Once I get to stable dry land I stop and pull the suit down my thighs, trying not to let the rubber bunch up. Step on your suit with one foot while you pull your foot out of the wetsuit leg. You may need to step, pull your foot up, step on the suit again, pull your foot up one more time. Then the same with the other leg, and then you carry your wetsuit to transition. One nice thing about getting out of your wetsuit early is that you also have time to dry off a little before you get onto the bike.
Some folks advocate cutting a bit of the ankle off the wetsuit, making that exit hole bigger, so that your foot can get through it more easily. Okay. I don’t find that’s necessary, but I get the idea, and it does work. However if you do this you’re cutting off some pretty prime flotation. If you have a wetsuit that has a lot of 5mm rubber all the way to the ankle, you can get away with cutting some of that off (and perhaps you could cut this at an angle, so that it’s cut higher in the calf area, but you leave more rubber on the front of your leg). But if your wetsuit is designed with thinner rubber from the knees down, then cutting that wetsuit’s legs means you have even less rubber to float your legs.
I wouldn’t cut the rubber off your wetsuit’s legs until I knew that I needed to do that in order to get out of the wetsuit quickly.

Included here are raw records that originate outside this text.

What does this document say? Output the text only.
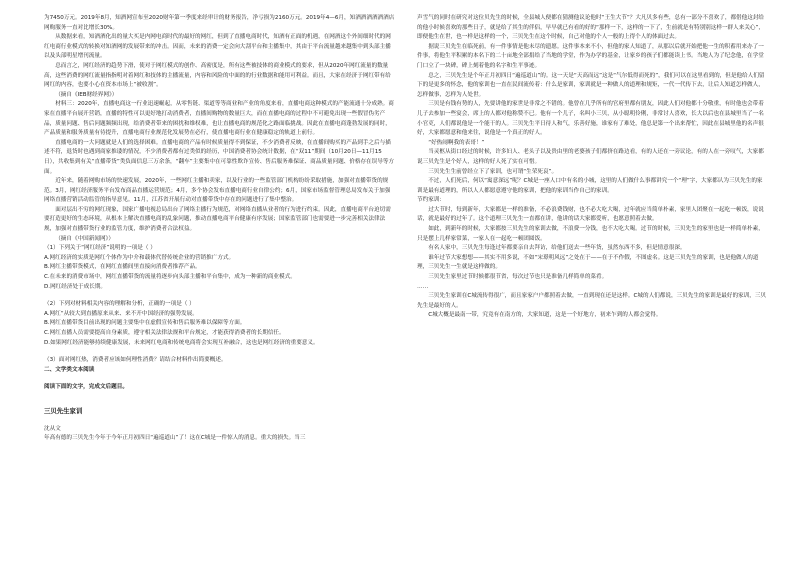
为7450万元。2019年8月，知酒网宣布至2020财年第一季度来经审计的财务报告，净亏损为2160万元。2019年4—6月，知酒酒酒酒酒酒店网购服务一直对比增长30%。

从数据来看，知酒酒化出的量大买是内网电商时代的最好的网红，但到了直播电商时代，知酒有正面的机遇，在网酒这个外间细时代的网红电商行业模式的转换对知酒网的发展带来的冲击。因而，未来的消费一定会向大刮平台和主播集中，其由于平台流量越来越集中到头部主播以及头部明星增刊流量。

总而言之，网红经济的趋势下滑，使对于网红模式的创作、高密度是，所有这些被技体的商业模式的要求，但从2020年网红流量的数量高，这些消费的网红流量指指明对着网红和技体的主播流量，内容和风险的中面的的行业数据和能用可利益。而且，大家在经济于网红带有给网红的内容，也要小心在资本市场上“被收割”。

（摘自《IEB财经界网》）

材料三：2020年，直播电商这一行业迅速崛起，从零售链、渠道等等商业和产业的角度来看，直播电商这种模式的产能流通十分成熟。商家在直播平台展开营销，直播的特性可以更好地打动消费者，直播间购物的数量巨大，而在直播电商的过程中不可避免出现一些假冒伪劣产品，质量问题、售后问题频频出现，给消费者带来的困扰和维权难，也让直播电商的规范化之路面临挑战。因此在直播电商蓬勃发展的同时，产品质量和服务质量有待提升，直播电商行业规范化发展势在必行，使直播电商行业在健康稳定的轨道上前行。

直播电商的一大问题就是人们的选择困难。直播电商的产品有时候质量得不到保证，不少消费者反映，在直播间购买的产品到手之后与描述不符，退货时也遇到商家推诿的情况，不少消费者都有过类似的经历，中国消费者协会统计数据，在“双11”期间（10月20日—11月15日），共收集到有关“直播带货”类负面信息三万余条，“翻车”主要集中在可靠性欺诈宣传、售后服务难保证、商品质量问题、价格存在误导等方面。

近年来，随着网购市场的快速发展，2020年，一些网红主播和卖家，以及行业的一些监管部门机构纷纷采取措施，加强对直播带货的规范。3月，网红经济服务平台发布商品直播运营规范；4月，多个协会发布直播电商行业自律公约；6月，国家市场监督管理总局发布关于加强网络直播营销活动监管的指导意见。11月，江苏省开展行动对直播带货中存在的问题进行了集中整治。

面对层出不穷的网红现象，国家广播电视总局出台了网络主播行为规范，对网络直播从业者的行为进行约束。因此，直播电商平台迫切需要打造更好的生态环境，从根本上解决直播电商的乱象问题，推动直播电商平台健康有序发展；国家监管部门也需要进一步完善相关法律法规，加强对直播带货行业的监管力度，维护消费者合法权益。

（摘自《中国新闻网》）

（1）下列关于“网红经济”说明的一项是（ ）

A.网红经济的实质是网红个体作为中介和载体代替传统企业的营销推广方式。

B.网红主播带货模式，在网红直播间里直接向消费者推荐产品。

C.在未来的消费市场中，网红直播带货的流量将逐步向头部主播和平台集中，成为一种新的商业模式。

D.网红经济处于成长期。

（2）下列对材料相关内容的理解和分析，正确的一项是（ ）

A.网红“从较大到直播原来从来、来不开中国经济的强势发展。

B.网红直播带货目前出现的问题主要集中在虚假宣传和售后服务难以保障等方面。

C.网红直播人员需要提高自身素质，遵守相关法律法规和平台规定，才能获得消费者的长期信任。

D.如果网红经济能够持续健康发展，未来网红电商和传统电商将会实现互补融合，这也是网红经济的重要意义。

（3）面对网红热，消费者应该如何理性消费？请结合材料作出简要概述。

二、文学类文本阅读

阅读下面的文字，完成文后题目。

三贝先生家训

沈从文

年高有德的三贝先生今年于今年正月初四日“遍巡道山”了！这在C城是一件惊人的消息。重大的损失。当三

声雪气的同时在研究对这位贝先生的时候，全县城人便都在猜测他议论他时“王生大节”？大凡贝多有些，总有一部分不喜欢了，都借他这封给的他小时候喜欢的那些日子，就是给了其生的伴侣，早早就已有看的好的“那样一下，这样的一下了，生前就是有特别别这样一群人来关心”，即便他生在世，也一样是这样的一个，三贝先生在这个时候，自己对他的个人一般的上得个人的体面过去。

据说三贝先生在临死前，有一件事情是他未尽的遗愿。这件事本来不小，但他的家人知道了，从那以后就开始把他一生的积蓄用来办了一件事，将他生平积累的本名下的二十亩地全部捐给了当地的学堂，作为办学的基金，让家乡的孩子们都能读上书。当地人为了纪念他，在学堂门口立了一块碑，碑上刻着他的名字和生平事迹。

总之，三贝先生是个年正月初四日“遍巡道山”的。这一天是“天高而远”这是“气尔低得而死的”，我们可以在这里看到的，但是他给人们留下的是更多的怀念，他的家训也一直在民间流传着：什么是家训，家训就是一种做人的道理和规矩，一代一代传下去，让后人知道怎样做人，怎样做事，怎样为人处世。

三贝是有钱有势的人，先要讲他的家世是非常之不错的。他曾在几乎所有的官府里都有朋友，因此人们对他都十分敬重，有时他也会带着儿子去参加一些宴会，席上的人都对他称赞不已。他有一个儿子，名叫小三贝，从小聪明伶俐，非常讨人喜欢，长大以后也在县城里当了一名小官吏，人们都说他是一个能干的人。三贝先生平日待人和气，乐善好施，谁家有了难处，他总是第一个出来帮忙，因此在县城里他的名声很好，大家都愿意和他来往，说他是一个真正的好人。

“好热闹啊我的表哥！”

当灵柩从街口经过的时候，许多妇人、老头子以及贵由里的老婆孩子们都挤在路边看，有的人还在一旁议论，有的人在一旁叹气，大家都说三贝先生是个好人，这样的好人死了实在可惜。

三贝先生生前曾经立下了家训，也可谓“生荣死哀”。

不过，人们死后，何以“寓意深远”呢？C城是一座人口中有名的小城，这里的人们做什么事都讲究一个“理”字，大家都认为三贝先生的家训是最有道理的，所以人人都愿意遵守他的家训，把他的家训当作自己的家训。

节约家训：

过大节时，每到新年，大家都是一样的准备，不必浪费钱财，也不必大吃大喝，过年就应当简单朴素，家里人团聚在一起吃一顿饭，说说话，就是最好的过年了。这个道理三贝先生一直都在讲，他讲的话大家都爱听，也愿意照着去做。

如此，到新年的时候，大家都按三贝先生的家训去做，不浪费一分钱，也不大吃大喝。过节的时候，三贝先生的家里也是一样简单朴素，只是摆上几样家常菜，一家人在一起吃一顿团圆饭。

有名人家中，三贝先生每逢过年都要亲自去拜访，给他们送去一些年货，虽然东西不多，但是情意很深。

谁年过节大家想想——其实不用多说，不如“宋璟明风远”之处在于——在于不作假，不图虚名。这是三贝先生的家训，也是他做人的道理，三贝先生一生就是这样做的。

三贝先生家里过节时候都很节省，每次过节也只是准备几样简单的菜肴。

……

三贝先生家训在C城流传得很广，而且家家户户都照着去做，一直到现在还是这样。C城的人们都说，三贝先生的家训是最好的家训，三贝先生是最好的人。

C城大概是最南一带，究竟有在南方的，大家知道，这是一个好地方，初来乍到的人都会觉得。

When do you choose to not wear a wetsuit, because the time to take it off is more of a penalty than the time you earn wearing it? Probably a swim of 400 meters is the over/under. Yes, you take the top part of your suit off, down to your waist, while you’re running. But I suspect you still lose at least 3, and as many as 5, seconds versus running toward transition without any wetsuit on. Then, the act of taking the wetsuit off from the waist dow, is worth 5 seconds for real pros, and 15 seconds for the average Joe. That means, for most of us, it takes a total of about 20 seconds to get out of a fullsuit. If you earn about 7 seconds of time savings for every 100 meters you swim, then you’d lose about 28 seconds if you swam that 400 meters without a wetsuit. This math would make the over/under about even at 300 meters, but all things equal I’d rather just not swim in the wetsuit if I’m going to neither gain nor lose time. Therefore, 400 meters it is. If it’s a 400 meter swim, as short as that swim is I’m probably faster wearing a wetsuit even if I have to factor into my overall time taking the wetsuit off.